44. Una vez que el juicio es desplazado de este modo, la reparación se vuelve imposible. La corrección presupone foro. La revisión presupone jurisdicción. La réplica presupone legitimidad. Ninguna permanece disponible.
45. Un veredicto que llega sin foro no puede ser devuelto a impugnación. Una autoridad que surge sin cargo no puede ser sometida a revisión. Una afirmación que gobierna mediante reconocimiento únicamente no puede ser corregida sin amenazar la pertenencia misma.

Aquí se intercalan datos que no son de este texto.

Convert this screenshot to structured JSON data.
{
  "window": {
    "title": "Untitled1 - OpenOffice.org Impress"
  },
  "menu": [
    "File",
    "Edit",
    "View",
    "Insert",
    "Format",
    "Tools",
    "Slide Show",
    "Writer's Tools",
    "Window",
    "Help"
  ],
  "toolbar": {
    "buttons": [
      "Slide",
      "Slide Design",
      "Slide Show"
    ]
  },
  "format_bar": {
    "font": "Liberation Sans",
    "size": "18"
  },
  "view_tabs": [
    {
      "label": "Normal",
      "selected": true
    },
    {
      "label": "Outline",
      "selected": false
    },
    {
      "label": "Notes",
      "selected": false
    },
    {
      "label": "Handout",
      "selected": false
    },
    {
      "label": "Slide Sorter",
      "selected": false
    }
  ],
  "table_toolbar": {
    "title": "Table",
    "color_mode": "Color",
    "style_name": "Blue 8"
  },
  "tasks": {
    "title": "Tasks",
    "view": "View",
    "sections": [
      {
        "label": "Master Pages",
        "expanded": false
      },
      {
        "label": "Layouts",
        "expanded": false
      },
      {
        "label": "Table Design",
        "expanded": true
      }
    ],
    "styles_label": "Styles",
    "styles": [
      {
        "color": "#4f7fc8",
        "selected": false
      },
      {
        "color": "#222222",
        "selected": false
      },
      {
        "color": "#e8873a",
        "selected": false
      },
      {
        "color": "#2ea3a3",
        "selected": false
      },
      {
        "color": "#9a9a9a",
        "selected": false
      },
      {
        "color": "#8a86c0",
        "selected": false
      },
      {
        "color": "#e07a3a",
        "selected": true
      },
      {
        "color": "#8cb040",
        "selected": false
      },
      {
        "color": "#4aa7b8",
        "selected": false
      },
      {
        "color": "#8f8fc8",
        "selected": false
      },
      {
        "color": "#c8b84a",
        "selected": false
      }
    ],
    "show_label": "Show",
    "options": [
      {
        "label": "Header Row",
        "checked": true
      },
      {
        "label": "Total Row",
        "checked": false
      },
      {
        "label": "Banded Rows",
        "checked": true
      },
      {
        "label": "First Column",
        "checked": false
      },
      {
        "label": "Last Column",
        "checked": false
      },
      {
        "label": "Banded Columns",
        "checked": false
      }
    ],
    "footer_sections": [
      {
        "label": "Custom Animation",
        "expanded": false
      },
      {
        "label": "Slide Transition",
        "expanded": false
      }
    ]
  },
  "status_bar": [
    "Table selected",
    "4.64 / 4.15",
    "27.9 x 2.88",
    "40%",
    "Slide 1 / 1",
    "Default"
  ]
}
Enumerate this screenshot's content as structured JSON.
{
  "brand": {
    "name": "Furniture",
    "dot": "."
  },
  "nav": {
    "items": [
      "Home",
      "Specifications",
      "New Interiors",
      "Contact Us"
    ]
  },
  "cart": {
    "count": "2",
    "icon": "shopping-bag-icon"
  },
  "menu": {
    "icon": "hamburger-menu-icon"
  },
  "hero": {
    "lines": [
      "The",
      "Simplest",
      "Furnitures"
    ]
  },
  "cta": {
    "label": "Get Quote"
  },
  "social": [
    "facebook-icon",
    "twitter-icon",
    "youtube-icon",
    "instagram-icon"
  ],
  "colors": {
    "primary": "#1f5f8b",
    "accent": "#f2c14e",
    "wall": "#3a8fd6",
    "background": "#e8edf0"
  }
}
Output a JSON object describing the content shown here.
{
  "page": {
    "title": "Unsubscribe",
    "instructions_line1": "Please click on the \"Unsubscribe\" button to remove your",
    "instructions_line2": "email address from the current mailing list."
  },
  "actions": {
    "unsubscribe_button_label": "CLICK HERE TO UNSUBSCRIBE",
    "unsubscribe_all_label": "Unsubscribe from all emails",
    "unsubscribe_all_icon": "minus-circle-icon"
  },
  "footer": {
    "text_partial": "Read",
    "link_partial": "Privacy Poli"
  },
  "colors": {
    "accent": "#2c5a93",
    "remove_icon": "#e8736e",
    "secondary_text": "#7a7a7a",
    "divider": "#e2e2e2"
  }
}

46. La persistencia de la fabricación no sigue de confusión, sino de función. La fabricación perdura porque la fabricación estabiliza alineación. La fabricación circula porque la fabricación confirma posición. La fabricación resiste corrección porque la corrección disolvería la postura que la fabricación sostiene.
47. La autoridad, una vez separada de cargo y restricción, no desaparece. La autoridad reaparece en forma alterada. El veredicto se separa del foro. La conciencia se separa de la responsabilidad. El asentimiento se separa de la deliberación.
48. Lo que permanece es una pretensión de gobernar sin jurisdicción.
49. Esto no es la corrupción del juicio. Esto es desplazamiento.
50. El juicio ya no se ejerce. El juicio se produce.